Common myths and misconceptions surrounding Reverse Mortgages, let’s clear some things up!
Myth #1: The Bank Owns Your Home: not true! With a Reverse Mortgage, homeowners retain ownership and title of their home just like a traditional mortgage, the lender only has a lien against the property to secure the loan.
Myth #2: You Can Owe More Than Your Home is Worth: not at all! The reality is this is a non-recourse loan, which means the homeowner or their heirs are not reliable for any debt that exceeds the value. If the home is sold for less than the loan balance, the lender absorbs the loan–not the owners or their heirs.
Myth #3: You Must Make Monthly Payments: wrong again! Contrary to popular belief, you are not required to make monthly payments. Instead, homeowners have the option to receive loan proceeds as a lump sum, line of credit or regular payments. This loan is typically repaid when the home is sold, the owners move out or passes away.
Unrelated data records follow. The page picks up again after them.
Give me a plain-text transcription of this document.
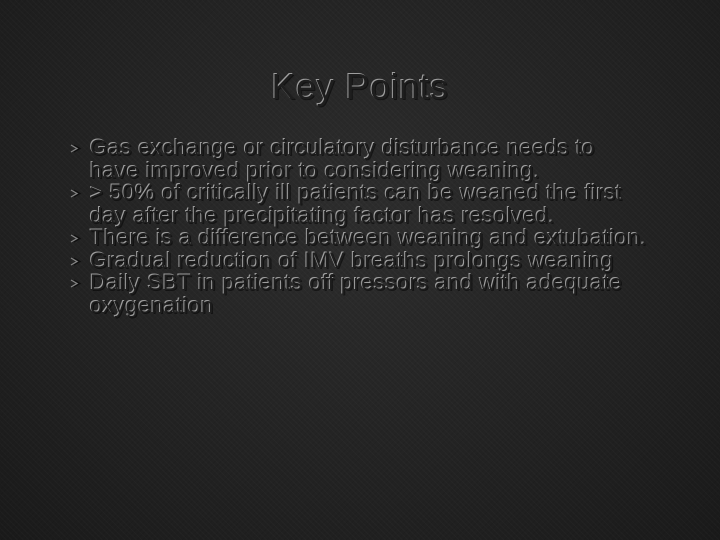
Key Points
Gas exchange or circulatory disturbance needs to have improved prior to considering weaning.
> 50% of critically ill patients can be weaned the first day after the precipitating factor has resolved.
There is a difference between weaning and extubation.
Gradual reduction of IMV breaths prolongs weaning
Daily SBT in patients off pressors and with adequate oxygenation
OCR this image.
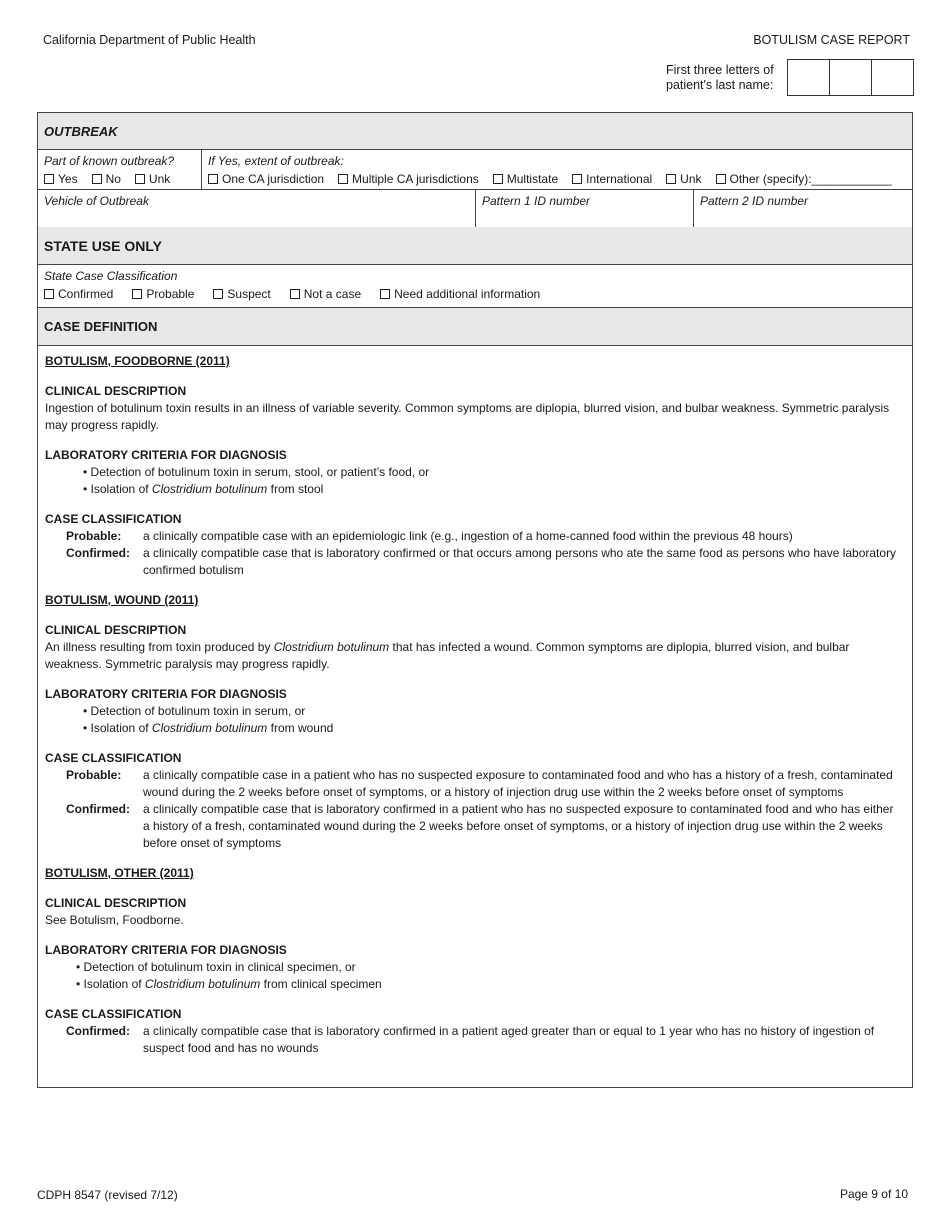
California Department of Public Health	BOTULISM CASE REPORT
First three letters of
patient's last name:
OUTBREAK
Part of known outbreak?
Yes No Unk
If Yes, extent of outbreak:
One CA jurisdiction Multiple CA jurisdictions Multistate International Unk Other (specify):____________
Vehicle of Outbreak	Pattern 1 ID number	Pattern 2 ID number
STATE USE ONLY
State Case Classification
Confirmed	Probable	Suspect	Not a case	Need additional information
CASE DEFINITION
BOTULISM, FOODBORNE (2011)
CLINICAL DESCRIPTION
Ingestion of botulinum toxin results in an illness of variable severity. Common symptoms are diplopia, blurred vision, and bulbar weakness. Symmetric paralysis may progress rapidly.
LABORATORY CRITERIA FOR DIAGNOSIS
• Detection of botulinum toxin in serum, stool, or patient’s food, or
• Isolation of Clostridium botulinum from stool
CASE CLASSIFICATION
Probable:	a clinically compatible case with an epidemiologic link (e.g., ingestion of a home-canned food within the previous 48 hours)
Confirmed:	a clinically compatible case that is laboratory confirmed or that occurs among persons who ate the same food as persons who have laboratory confirmed botulism
BOTULISM, WOUND (2011)
CLINICAL DESCRIPTION
An illness resulting from toxin produced by Clostridium botulinum that has infected a wound. Common symptoms are diplopia, blurred vision, and bulbar weakness. Symmetric paralysis may progress rapidly.
LABORATORY CRITERIA FOR DIAGNOSIS
• Detection of botulinum toxin in serum, or
• Isolation of Clostridium botulinum from wound
CASE CLASSIFICATION
Probable:	a clinically compatible case in a patient who has no suspected exposure to contaminated food and who has a history of a fresh, contaminated wound during the 2 weeks before onset of symptoms, or a history of injection drug use within the 2 weeks before onset of symptoms
Confirmed:	a clinically compatible case that is laboratory confirmed in a patient who has no suspected exposure to contaminated food and who has either a history of a fresh, contaminated wound during the 2 weeks before onset of symptoms, or a history of injection drug use within the 2 weeks before onset of symptoms
BOTULISM, OTHER (2011)
CLINICAL DESCRIPTION
See Botulism, Foodborne.
LABORATORY CRITERIA FOR DIAGNOSIS
• Detection of botulinum toxin in clinical specimen, or
• Isolation of Clostridium botulinum from clinical specimen
CASE CLASSIFICATION
Confirmed:	a clinically compatible case that is laboratory confirmed in a patient aged greater than or equal to 1 year who has no history of ingestion of suspect food and has no wounds
CDPH 8547 (revised 7/12)	Page 9 of 10
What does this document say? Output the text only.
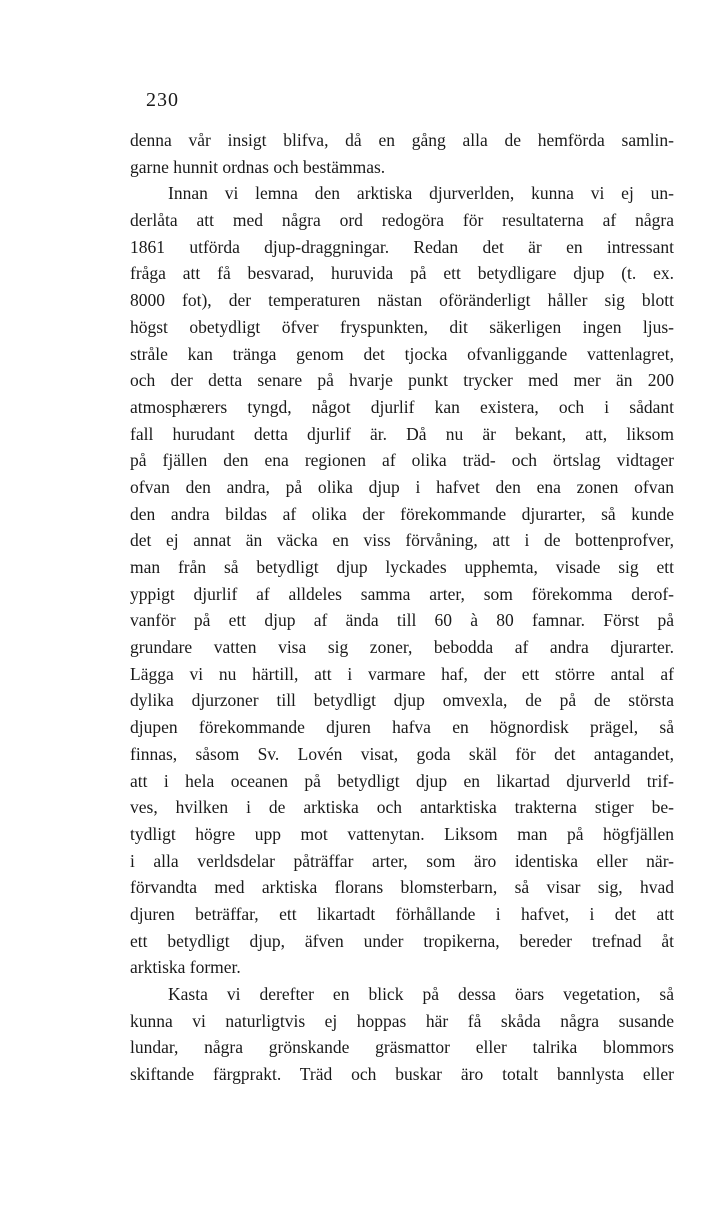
230
denna vår insigt blifva, då en gång alla de hemförda samlin-
garne hunnit ordnas och bestämmas.
Innan vi lemna den arktiska djurverlden, kunna vi ej un-
derlåta att med några ord redogöra för resultaterna af några
1861 utförda djup-draggningar. Redan det är en intressant
fråga att få besvarad, huruvida på ett betydligare djup (t. ex.
8000 fot), der temperaturen nästan oföränderligt håller sig blott
högst obetydligt öfver fryspunkten, dit säkerligen ingen ljus-
stråle kan tränga genom det tjocka ofvanliggande vattenlagret,
och der detta senare på hvarje punkt trycker med mer än 200
atmosphærers tyngd, något djurlif kan existera, och i sådant
fall hurudant detta djurlif är. Då nu är bekant, att, liksom
på fjällen den ena regionen af olika träd- och örtslag vidtager
ofvan den andra, på olika djup i hafvet den ena zonen ofvan
den andra bildas af olika der förekommande djurarter, så kunde
det ej annat än väcka en viss förvåning, att i de bottenprofver,
man från så betydligt djup lyckades upphemta, visade sig ett
yppigt djurlif af alldeles samma arter, som förekomma derof-
vanför på ett djup af ända till 60 à 80 famnar. Först på
grundare vatten visa sig zoner, bebodda af andra djurarter.
Lägga vi nu härtill, att i varmare haf, der ett större antal af
dylika djurzoner till betydligt djup omvexla, de på de största
djupen förekommande djuren hafva en högnordisk prägel, så
finnas, såsom Sv. Lovén visat, goda skäl för det antagandet,
att i hela oceanen på betydligt djup en likartad djurverld trif-
ves, hvilken i de arktiska och antarktiska trakterna stiger be-
tydligt högre upp mot vattenytan. Liksom man på högfjällen
i alla verldsdelar påträffar arter, som äro identiska eller när-
förvandta med arktiska florans blomsterbarn, så visar sig, hvad
djuren beträffar, ett likartadt förhållande i hafvet, i det att
ett betydligt djup, äfven under tropikerna, bereder trefnad åt
arktiska former.
Kasta vi derefter en blick på dessa öars vegetation, så
kunna vi naturligtvis ej hoppas här få skåda några susande
lundar, några grönskande gräsmattor eller talrika blommors
skiftande färgprakt. Träd och buskar äro totalt bannlysta eller
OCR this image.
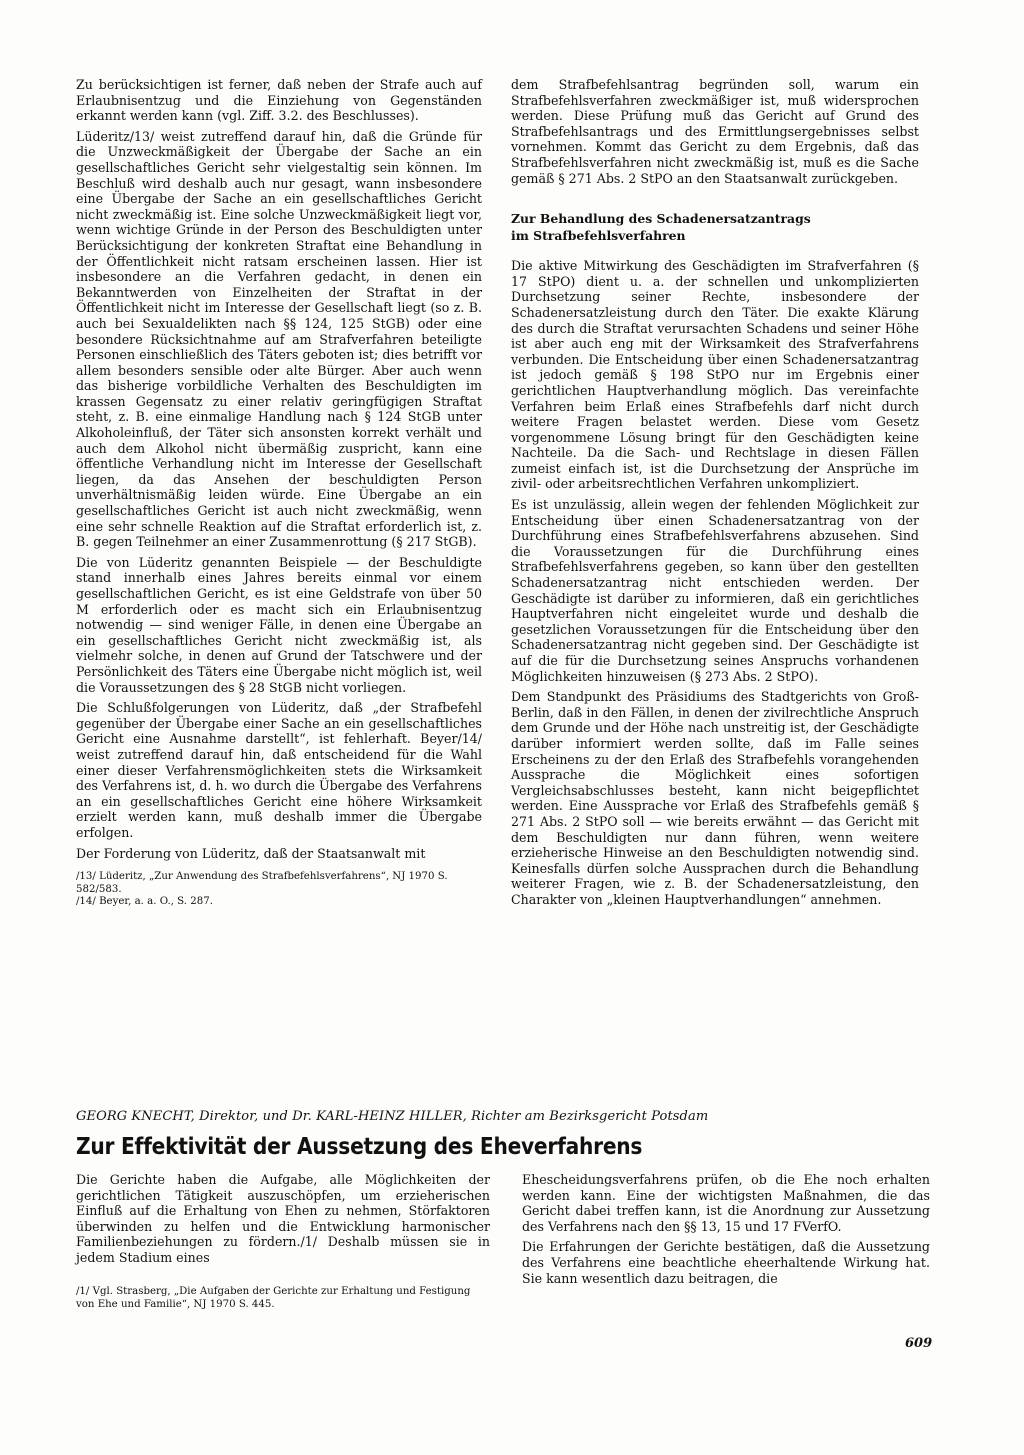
Zu berücksichtigen ist ferner, daß neben der Strafe auch auf Erlaubnisentzug und die Einziehung von Gegenständen erkannt werden kann (vgl. Ziff. 3.2. des Beschlusses).

Lüderitz/13/ weist zutreffend darauf hin, daß die Gründe für die Unzweckmäßigkeit der Übergabe der Sache an ein gesellschaftliches Gericht sehr vielgestaltig sein können. Im Beschluß wird deshalb auch nur gesagt, wann insbesondere eine Übergabe der Sache an ein gesellschaftliches Gericht nicht zweckmäßig ist. Eine solche Unzweckmäßigkeit liegt vor, wenn wichtige Gründe in der Person des Beschuldigten unter Berücksichtigung der konkreten Straftat eine Behandlung in der Öffentlichkeit nicht ratsam erscheinen lassen. Hier ist insbesondere an die Verfahren gedacht, in denen ein Bekanntwerden von Einzelheiten der Straftat in der Öffentlichkeit nicht im Interesse der Gesellschaft liegt (so z. B. auch bei Sexualdelikten nach §§ 124, 125 StGB) oder eine besondere Rücksichtnahme auf am Strafverfahren beteiligte Personen einschließlich des Täters geboten ist; dies betrifft vor allem besonders sensible oder alte Bürger. Aber auch wenn das bisherige vorbildliche Verhalten des Beschuldigten im krassen Gegensatz zu einer relativ geringfügigen Straftat steht, z. B. eine einmalige Handlung nach § 124 StGB unter Alkoholeinfluß, der Täter sich ansonsten korrekt verhält und auch dem Alkohol nicht übermäßig zuspricht, kann eine öffentliche Verhandlung nicht im Interesse der Gesellschaft liegen, da das Ansehen der beschuldigten Person unverhältnismäßig leiden würde. Eine Übergabe an ein gesellschaftliches Gericht ist auch nicht zweckmäßig, wenn eine sehr schnelle Reaktion auf die Straftat erforderlich ist, z. B. gegen Teilnehmer an einer Zusammenrottung (§ 217 StGB).

Die von Lüderitz genannten Beispiele — der Beschuldigte stand innerhalb eines Jahres bereits einmal vor einem gesellschaftlichen Gericht, es ist eine Geldstrafe von über 50 M erforderlich oder es macht sich ein Erlaubnisentzug notwendig — sind weniger Fälle, in denen eine Übergabe an ein gesellschaftliches Gericht nicht zweckmäßig ist, als vielmehr solche, in denen auf Grund der Tatschwere und der Persönlichkeit des Täters eine Übergabe nicht möglich ist, weil die Voraussetzungen des § 28 StGB nicht vorliegen.

Die Schlußfolgerungen von Lüderitz, daß „der Strafbefehl gegenüber der Übergabe einer Sache an ein gesellschaftliches Gericht eine Ausnahme darstellt“, ist fehlerhaft. Beyer/14/ weist zutreffend darauf hin, daß entscheidend für die Wahl einer dieser Verfahrensmöglichkeiten stets die Wirksamkeit des Verfahrens ist, d. h. wo durch die Übergabe des Verfahrens an ein gesellschaftliches Gericht eine höhere Wirksamkeit erzielt werden kann, muß deshalb immer die Übergabe erfolgen.

Der Forderung von Lüderitz, daß der Staatsanwalt mit

/13/ Lüderitz, „Zur Anwendung des Strafbefehlsverfahrens“, NJ 1970 S. 582/583.
/14/ Beyer, a. a. O., S. 287.

dem Strafbefehlsantrag begründen soll, warum ein Strafbefehlsverfahren zweckmäßiger ist, muß widersprochen werden. Diese Prüfung muß das Gericht auf Grund des Strafbefehlsantrags und des Ermittlungsergebnisses selbst vornehmen. Kommt das Gericht zu dem Ergebnis, daß das Strafbefehlsverfahren nicht zweckmäßig ist, muß es die Sache gemäß § 271 Abs. 2 StPO an den Staatsanwalt zurückgeben.

Zur Behandlung des Schadenersatzantrags
im Strafbefehlsverfahren

Die aktive Mitwirkung des Geschädigten im Strafverfahren (§ 17 StPO) dient u. a. der schnellen und unkomplizierten Durchsetzung seiner Rechte, insbesondere der Schadenersatzleistung durch den Täter. Die exakte Klärung des durch die Straftat verursachten Schadens und seiner Höhe ist aber auch eng mit der Wirksamkeit des Strafverfahrens verbunden. Die Entscheidung über einen Schadenersatzantrag ist jedoch gemäß § 198 StPO nur im Ergebnis einer gerichtlichen Hauptverhandlung möglich. Das vereinfachte Verfahren beim Erlaß eines Strafbefehls darf nicht durch weitere Fragen belastet werden. Diese vom Gesetz vorgenommene Lösung bringt für den Geschädigten keine Nachteile. Da die Sach- und Rechtslage in diesen Fällen zumeist einfach ist, ist die Durchsetzung der Ansprüche im zivil- oder arbeitsrechtlichen Verfahren unkompliziert.

Es ist unzulässig, allein wegen der fehlenden Möglichkeit zur Entscheidung über einen Schadenersatzantrag von der Durchführung eines Strafbefehlsverfahrens abzusehen. Sind die Voraussetzungen für die Durchführung eines Strafbefehlsverfahrens gegeben, so kann über den gestellten Schadenersatzantrag nicht entschieden werden. Der Geschädigte ist darüber zu informieren, daß ein gerichtliches Hauptverfahren nicht eingeleitet wurde und deshalb die gesetzlichen Voraussetzungen für die Entscheidung über den Schadenersatzantrag nicht gegeben sind. Der Geschädigte ist auf die für die Durchsetzung seines Anspruchs vorhandenen Möglichkeiten hinzuweisen (§ 273 Abs. 2 StPO).

Dem Standpunkt des Präsidiums des Stadtgerichts von Groß-Berlin, daß in den Fällen, in denen der zivilrechtliche Anspruch dem Grunde und der Höhe nach unstreitig ist, der Geschädigte darüber informiert werden sollte, daß im Falle seines Erscheinens zu der den Erlaß des Strafbefehls vorangehenden Aussprache die Möglichkeit eines sofortigen Vergleichsabschlusses besteht, kann nicht beigepflichtet werden. Eine Aussprache vor Erlaß des Strafbefehls gemäß § 271 Abs. 2 StPO soll — wie bereits erwähnt — das Gericht mit dem Beschuldigten nur dann führen, wenn weitere erzieherische Hinweise an den Beschuldigten notwendig sind. Keinesfalls dürfen solche Aussprachen durch die Behandlung weiterer Fragen, wie z. B. der Schadenersatzleistung, den Charakter von „kleinen Hauptverhandlungen“ annehmen.

GEORG KNECHT, Direktor, und Dr. KARL-HEINZ HILLER, Richter am Bezirksgericht Potsdam
Zur Effektivität der Aussetzung des Eheverfahrens

Die Gerichte haben die Aufgabe, alle Möglichkeiten der gerichtlichen Tätigkeit auszuschöpfen, um erzieherischen Einfluß auf die Erhaltung von Ehen zu nehmen, Störfaktoren überwinden zu helfen und die Entwicklung harmonischer Familienbeziehungen zu fördern./1/ Deshalb müssen sie in jedem Stadium eines

/1/ Vgl. Strasberg, „Die Aufgaben der Gerichte zur Erhaltung und Festigung von Ehe und Familie“, NJ 1970 S. 445.

Ehescheidungsverfahrens prüfen, ob die Ehe noch erhalten werden kann. Eine der wichtigsten Maßnahmen, die das Gericht dabei treffen kann, ist die Anordnung zur Aussetzung des Verfahrens nach den §§ 13, 15 und 17 FVerfO.

Die Erfahrungen der Gerichte bestätigen, daß die Aussetzung des Verfahrens eine beachtliche eheerhaltende Wirkung hat. Sie kann wesentlich dazu beitragen, die

609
Myth #4: Reverse Mortgages Are Only For Desperate Financial Situations: no way! Reverse Mortgages have often been associated with financial distress, but the reality is they can be a valuable tool for retirees seeking to enhance their financial security! Many homeowners use Reverse Mortgages as a strategic component of their retirement planning, allowing them access to their home’s equity while maintaining their quality of life and financial independence.